Bruno Vincent / Getty Images

The lack of nuance in her September 8 speech at the Brisbane Writers Festival proves that she mostly doesn’t get it.

In an attempt to advocate for fiction without boundaries, Shriver, best-selling author of We Need to Talk About Kevin and Orange Prize winner, declared the criticism of cultural appropriation “a passing fad” and claimed that “membership of a larger group is not an identity.” Instead of stopping there, she colored her borderline offensive comment with examples: “Being Asian is not an identity. Being gay is not an identity. Being deaf, blind, or wheelchair-bound is not an identity, nor is being economically deprived.”

My question for Shriver is: If these labels are not identities, if being gay or disabled is not a part of who you are, then why are hundreds of people abused, shamed, and killed everyday because of them? Why are these individuals barred from exercising certain rights and privileges, if these traits, as we will call them, are not important parts of the self?

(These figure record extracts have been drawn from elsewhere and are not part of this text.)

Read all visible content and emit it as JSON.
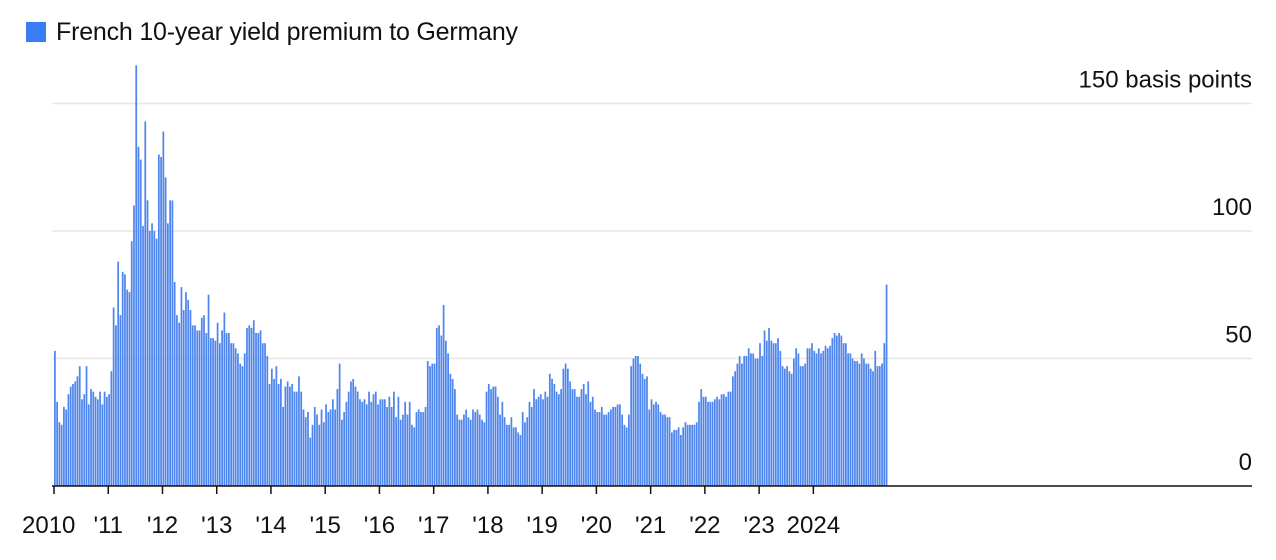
{
  "chart_data": {
    "type": "bar",
    "legend": [
      {
        "label": "French 10-year yield premium to Germany",
        "color": "#3a7df5"
      }
    ],
    "bar_color": "#4f86ee",
    "series": [
      {
        "name": "French 10-year yield premium to Germany",
        "x_start": "2010-01",
        "frequency": "2 bars per month",
        "values": [
          53,
          33,
          25,
          24,
          31,
          30,
          36,
          39,
          40,
          41,
          43,
          47,
          34,
          36,
          47,
          32,
          38,
          37,
          35,
          34,
          37,
          32,
          37,
          35,
          36,
          45,
          70,
          63,
          88,
          67,
          84,
          83,
          77,
          76,
          96,
          110,
          165,
          133,
          128,
          102,
          143,
          112,
          100,
          103,
          100,
          97,
          130,
          129,
          139,
          121,
          103,
          112,
          112,
          80,
          67,
          64,
          78,
          69,
          76,
          73,
          69,
          63,
          63,
          61,
          61,
          66,
          67,
          60,
          75,
          58,
          58,
          57,
          64,
          56,
          61,
          68,
          60,
          60,
          56,
          56,
          54,
          52,
          48,
          47,
          52,
          62,
          63,
          62,
          65,
          60,
          60,
          61,
          56,
          56,
          51,
          40,
          46,
          42,
          47,
          40,
          42,
          31,
          39,
          41,
          39,
          40,
          37,
          37,
          43,
          37,
          30,
          27,
          29,
          19,
          24,
          31,
          28,
          24,
          30,
          25,
          32,
          29,
          30,
          34,
          30,
          38,
          48,
          26,
          29,
          33,
          37,
          41,
          42,
          39,
          37,
          34,
          33,
          34,
          32,
          37,
          33,
          36,
          37,
          32,
          34,
          34,
          34,
          31,
          35,
          31,
          37,
          27,
          35,
          26,
          28,
          33,
          28,
          33,
          24,
          23,
          29,
          30,
          29,
          29,
          31,
          49,
          47,
          48,
          48,
          62,
          63,
          59,
          71,
          57,
          52,
          44,
          42,
          38,
          28,
          26,
          26,
          28,
          30,
          27,
          26,
          30,
          29,
          30,
          28,
          26,
          25,
          37,
          40,
          38,
          39,
          39,
          35,
          28,
          33,
          27,
          24,
          24,
          27,
          23,
          23,
          21,
          20,
          29,
          25,
          27,
          33,
          31,
          38,
          34,
          35,
          36,
          34,
          37,
          35,
          44,
          42,
          40,
          37,
          36,
          38,
          46,
          48,
          46,
          41,
          38,
          38,
          35,
          35,
          38,
          40,
          36,
          41,
          33,
          35,
          30,
          29,
          29,
          31,
          28,
          28,
          29,
          30,
          31,
          31,
          32,
          32,
          28,
          24,
          23,
          28,
          47,
          50,
          51,
          51,
          48,
          44,
          42,
          43,
          30,
          34,
          32,
          33,
          32,
          29,
          28,
          28,
          27,
          27,
          21,
          22,
          22,
          23,
          20,
          23,
          25,
          24,
          24,
          24,
          24,
          25,
          33,
          38,
          35,
          35,
          33,
          33,
          33,
          34,
          35,
          34,
          36,
          36,
          35,
          37,
          37,
          43,
          45,
          48,
          51,
          48,
          51,
          51,
          54,
          52,
          52,
          50,
          50,
          56,
          51,
          61,
          57,
          62,
          57,
          56,
          56,
          58,
          53,
          47,
          46,
          47,
          45,
          44,
          50,
          54,
          52,
          47,
          47,
          48,
          54,
          54,
          56,
          53,
          52,
          54,
          52,
          53,
          55,
          54,
          55,
          58,
          60,
          59,
          60,
          59,
          56,
          56,
          52,
          52,
          50,
          49,
          49,
          48,
          52,
          50,
          48,
          48,
          46,
          45,
          53,
          47,
          47,
          48,
          56,
          79
        ]
      }
    ],
    "yaxis": {
      "min": 0,
      "max": 150,
      "ticks": [
        0,
        50,
        100,
        150
      ],
      "tick_labels": [
        "0",
        "50",
        "100",
        "150 basis points"
      ],
      "unit": "basis points",
      "position": "right",
      "grid": true
    },
    "xaxis": {
      "tick_labels": [
        "2010",
        "'11",
        "'12",
        "'13",
        "'14",
        "'15",
        "'16",
        "'17",
        "'18",
        "'19",
        "'20",
        "'21",
        "'22",
        "'23",
        "2024"
      ]
    }
  }
}
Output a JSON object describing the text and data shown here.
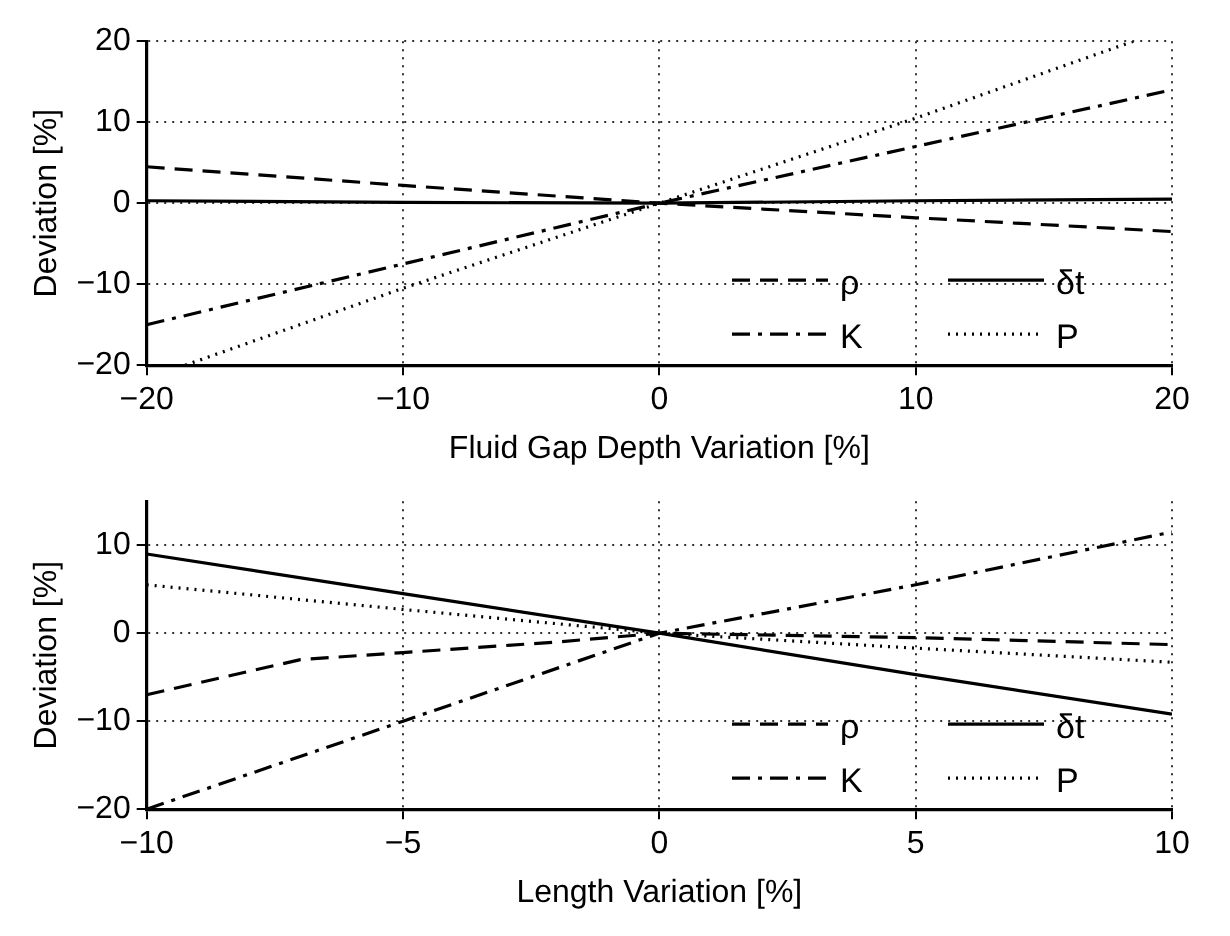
{
  "chart_data": [
    {
      "type": "line",
      "xlabel": "Fluid Gap Depth Variation [%]",
      "ylabel": "Deviation [%]",
      "xlim": [
        -20,
        20
      ],
      "xticks": [
        -20,
        -10,
        0,
        10,
        20
      ],
      "ylim": [
        -20,
        20
      ],
      "yticks": [
        -20,
        -10,
        0,
        10,
        20
      ],
      "grid": true,
      "legend": "bottom right",
      "marker": "none",
      "series": [
        {
          "name": "ρ",
          "color": "#000000",
          "line_style": "dashed",
          "x": [
            -20,
            -10,
            0,
            10,
            20
          ],
          "values": [
            4.5,
            2.2,
            0,
            -1.8,
            -3.5
          ]
        },
        {
          "name": "K",
          "color": "#000000",
          "line_style": "dashdot",
          "x": [
            -20,
            -10,
            0,
            10,
            20
          ],
          "values": [
            -15,
            -7.5,
            0,
            7,
            14
          ]
        },
        {
          "name": "δt",
          "color": "#000000",
          "line_style": "solid",
          "x": [
            -20,
            -10,
            0,
            10,
            20
          ],
          "values": [
            0.3,
            0.1,
            0,
            0.3,
            0.5
          ]
        },
        {
          "name": "P",
          "color": "#000000",
          "line_style": "dotted",
          "x": [
            -18.5,
            -10,
            0,
            10,
            18.5
          ],
          "values": [
            -20,
            -10.5,
            0,
            10.5,
            20
          ]
        }
      ]
    },
    {
      "type": "line",
      "xlabel": "Length Variation [%]",
      "ylabel": "Deviation [%]",
      "xlim": [
        -10,
        10
      ],
      "xticks": [
        -10,
        -5,
        0,
        5,
        10
      ],
      "ylim": [
        -20,
        15
      ],
      "yticks": [
        -20,
        -10,
        0,
        10
      ],
      "grid": true,
      "legend": "bottom right",
      "marker": "none",
      "series": [
        {
          "name": "ρ",
          "color": "#000000",
          "line_style": "dashed",
          "x": [
            -10,
            -7,
            -5,
            -2,
            0,
            5,
            10
          ],
          "values": [
            -7,
            -3,
            -2.2,
            -1,
            0,
            -0.5,
            -1.3
          ]
        },
        {
          "name": "K",
          "color": "#000000",
          "line_style": "dashdot",
          "x": [
            -10,
            -5,
            0,
            5,
            10
          ],
          "values": [
            -20,
            -10,
            0,
            5.5,
            11.5
          ]
        },
        {
          "name": "δt",
          "color": "#000000",
          "line_style": "solid",
          "x": [
            -10,
            -5,
            0,
            5,
            10
          ],
          "values": [
            9,
            4.5,
            0,
            -4.7,
            -9.2
          ]
        },
        {
          "name": "P",
          "color": "#000000",
          "line_style": "dotted",
          "x": [
            -10,
            -5,
            0,
            5,
            10
          ],
          "values": [
            5.5,
            2.7,
            0,
            -1.7,
            -3.3
          ]
        }
      ]
    }
  ]
}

Shriver, who is German-American, also wants us to know that she welcomes others’ adoption of her heritage. She is “more than happy for anyone ... to don a Tyrolean hat, pull on some leiderhosen, pour themselves a weisbier, and belt out the Hoffbrauhaus Song.”

What Shriver seems to miss about cultural appropriation is its inextricable link to power. This example proves the necessity of cultural appropriation studies in the first place. A Mexican in a Tyrolean hat is not the same as a group of college kids partying in sombreros. Cultural appropriation is when the wearing of a hat makes one group the butt of jokes and another “cultured.”